THREE WOMEN, TWO YOUNGER, AND ONE SENIOR CITIZEN, WERE SITTING NAKED IN A SAUNA.
SUDDENLY THERE WAS A BEEPING SOUND.
THE YOUNG WOMAN PRESSED HER FOREARM AND THE BEEP STOPPED. THE OTHERS LOOKED AT HER QUESTIONINGLY.
"THAT WAS MY PAGER," SHE SAID. I HAVE A MICROCHIP UNDER THE SKIN OF MY ARM.
A FEW MINUTES LATER, A PHONE RANG. THE SECOND YOUNG WOMAN LIFTED HER PALM TO HER EAR.

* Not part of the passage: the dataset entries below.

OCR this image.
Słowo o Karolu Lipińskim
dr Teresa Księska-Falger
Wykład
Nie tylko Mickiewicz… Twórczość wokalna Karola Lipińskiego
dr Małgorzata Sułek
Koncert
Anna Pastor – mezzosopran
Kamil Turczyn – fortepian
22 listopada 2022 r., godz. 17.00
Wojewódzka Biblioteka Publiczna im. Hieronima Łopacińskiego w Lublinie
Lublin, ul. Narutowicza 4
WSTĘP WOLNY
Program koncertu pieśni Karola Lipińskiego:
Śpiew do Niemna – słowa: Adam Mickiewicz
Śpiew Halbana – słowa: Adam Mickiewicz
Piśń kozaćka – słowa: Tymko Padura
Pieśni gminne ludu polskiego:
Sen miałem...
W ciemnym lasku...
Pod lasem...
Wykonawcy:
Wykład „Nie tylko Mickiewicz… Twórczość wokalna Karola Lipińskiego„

WHEN SHE FINISHED, SHE EXPLAINED, "THAT WAS MY MOBILE PHONE. I HAVE A MICROCHIP IN MY HAND.
THE OLDER WOMAN FELT VERY LOW -TECH. NOT TO BE OUT DONE, SHE DECIDED SHE HAD TO DO SOMETHING JUST AS IMPRESSIVE. SHE STEPPED OUT OF THE SAUNA AND WENT TO THE BATHROOM.
SHE RETURNED WITH A PIECE OF TOILET PAPER HANGING FROM HER REAR END.
THE OTHERS RAISED THEIR EYEBROWS AND STARED AT HER.
THE OLDER WOMAN FINALLY SAYS.........WELL, WILL YOU LOOK AT THAT...I'M GETTIN A FAX!!